Dabei wirkt der Kreis der Verdächtigten überschaubar: Die Jägerkaserne hat eine Stammbelegschaft von nur 110 Soldaten. Dazu kommen zwischen 200 Offiziere und 300 Unteroffiziere der Heeresflieger, die dort Ausbildungslehrgänge absolvieren. Obendrein haben Soldaten und Zivilangestellte Zugang zur Jägerkaserne, die auf dem Flugplatz im Bückeburger Stadtteil Achum stationiert sind. Auch manchen ehemaligen Soldaten wird noch Zutritt gewährt. Das alles mache einen relativ eingeschränkten Kreis möglicher Täter aus, heißt es - aber niemand kann mit Gewissheit sagen, ob sich nicht ein Unbefugter auf das Kasernengelände einschleichen konnte. Die Staatsanwaltschaft hatte das nicht ausgeschlossen.

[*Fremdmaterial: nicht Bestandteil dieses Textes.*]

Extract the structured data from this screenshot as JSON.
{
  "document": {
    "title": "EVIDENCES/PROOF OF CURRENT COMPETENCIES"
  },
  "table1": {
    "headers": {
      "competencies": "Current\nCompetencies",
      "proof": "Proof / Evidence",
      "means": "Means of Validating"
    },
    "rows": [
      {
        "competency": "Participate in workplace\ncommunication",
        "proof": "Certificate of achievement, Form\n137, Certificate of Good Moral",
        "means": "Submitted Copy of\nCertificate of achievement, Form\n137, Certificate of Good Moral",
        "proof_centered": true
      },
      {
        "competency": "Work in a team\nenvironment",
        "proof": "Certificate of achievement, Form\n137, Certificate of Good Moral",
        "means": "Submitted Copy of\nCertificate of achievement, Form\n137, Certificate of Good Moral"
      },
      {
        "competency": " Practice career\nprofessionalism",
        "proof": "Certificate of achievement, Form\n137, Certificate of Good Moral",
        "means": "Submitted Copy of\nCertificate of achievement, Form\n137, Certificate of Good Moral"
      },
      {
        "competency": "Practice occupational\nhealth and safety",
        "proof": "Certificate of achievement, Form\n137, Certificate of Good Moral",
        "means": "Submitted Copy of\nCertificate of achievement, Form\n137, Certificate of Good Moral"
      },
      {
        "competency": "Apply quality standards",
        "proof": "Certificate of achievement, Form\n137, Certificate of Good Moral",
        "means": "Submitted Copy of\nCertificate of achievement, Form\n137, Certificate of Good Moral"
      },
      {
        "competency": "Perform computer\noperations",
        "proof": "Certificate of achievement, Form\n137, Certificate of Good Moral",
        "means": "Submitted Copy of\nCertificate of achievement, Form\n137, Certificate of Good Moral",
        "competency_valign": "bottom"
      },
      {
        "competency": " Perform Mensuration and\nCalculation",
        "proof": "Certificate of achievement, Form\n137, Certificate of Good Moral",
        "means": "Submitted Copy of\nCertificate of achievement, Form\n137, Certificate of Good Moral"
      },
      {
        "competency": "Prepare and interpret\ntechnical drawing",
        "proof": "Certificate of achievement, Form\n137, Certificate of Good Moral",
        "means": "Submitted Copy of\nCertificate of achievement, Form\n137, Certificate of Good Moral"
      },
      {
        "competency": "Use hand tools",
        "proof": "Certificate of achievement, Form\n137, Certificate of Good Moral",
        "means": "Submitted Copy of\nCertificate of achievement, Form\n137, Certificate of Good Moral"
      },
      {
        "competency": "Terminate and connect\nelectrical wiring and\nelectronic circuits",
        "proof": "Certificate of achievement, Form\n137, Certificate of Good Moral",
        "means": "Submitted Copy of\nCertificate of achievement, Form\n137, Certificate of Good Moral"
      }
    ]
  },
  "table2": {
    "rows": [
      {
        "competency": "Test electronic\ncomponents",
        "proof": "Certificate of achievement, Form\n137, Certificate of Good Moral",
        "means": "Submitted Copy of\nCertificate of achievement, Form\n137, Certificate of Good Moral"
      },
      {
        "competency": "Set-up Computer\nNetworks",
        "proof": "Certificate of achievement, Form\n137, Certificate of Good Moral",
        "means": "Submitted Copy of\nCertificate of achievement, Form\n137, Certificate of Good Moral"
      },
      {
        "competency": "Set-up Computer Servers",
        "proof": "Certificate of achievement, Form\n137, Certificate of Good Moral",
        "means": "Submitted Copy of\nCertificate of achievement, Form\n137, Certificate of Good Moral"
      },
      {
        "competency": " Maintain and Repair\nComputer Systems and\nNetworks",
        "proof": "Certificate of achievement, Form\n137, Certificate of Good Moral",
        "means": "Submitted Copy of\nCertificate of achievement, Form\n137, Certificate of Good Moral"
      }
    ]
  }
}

Fünf Prozenten berichten von sexuellen Übergriffen

Der Kommandeur der Heeresfliegerwaffenschule sagte, er und seine Kameraden seien betroffen und geschockt: "Wir bedauern die Tat aufs Äußerste." Auch der Sprecher des Wehrbeauftragte des Bundestags, Sebastian Hille, sagte, man verfolge den Fall. Den absoluten Einzelfall.

Hilles Darstellung von einer Ausnahme widersprach am Freitag Gerhard Kümmel, der wissenschaftlicher Direktor am sozialwissenschaftlichen Institut der Bundeswehr: "In unserer Erhebung von 2008 haben fünf Prozent der Soldatinnen einen versuchten oder tatsächlichen sexuellen Gewaltakt gemeldet. Das kann man nicht mehr als Einzelfälle beschreiben", sagte er der taz. Kümmels Institut hatte 2008 den Bericht "Truppenbild mit Dame" veröffentlicht, in dem die Integration von Frauen in die Bundeswehr untersucht wurde. Frauen steht in Deutschland erst seit 2001 der Zugang zu allen Bereichen der Bundeswehr offen. Vorher mussten sie sich mit dem Sanitäts- und Militärmusikdienst begnügen.

Doch die Integration der Frauen verlaufe "nicht problemfrei", schreibt Kümmel in seinem Bericht. Darin gaben 50,4 Prozent der befragten Soldaten an, die Frauen hätten in der Bundeswehr "eine Veränderung zum Schlechteren" bewirkt. Mehr als 58 Prozent der Soldatinnen sagten, sie seien sexistischen Bemerkungen ausgesetzt. 19 Prozent gaben an, schon einmal in Form unerwünschter körperlicher Berührungen sexuell belästigt worden zu sein. "Die vorliegenden Daten lassen insgesamt den Schluss zu, dass sexuelle Belästigung auch in den deutschen Streitkräften keineswegs eine zu vernachlässigende Erscheinung ist", heißt es in "Truppenbild mit Dame".

Die Fahndung in Bückeburg dauert an.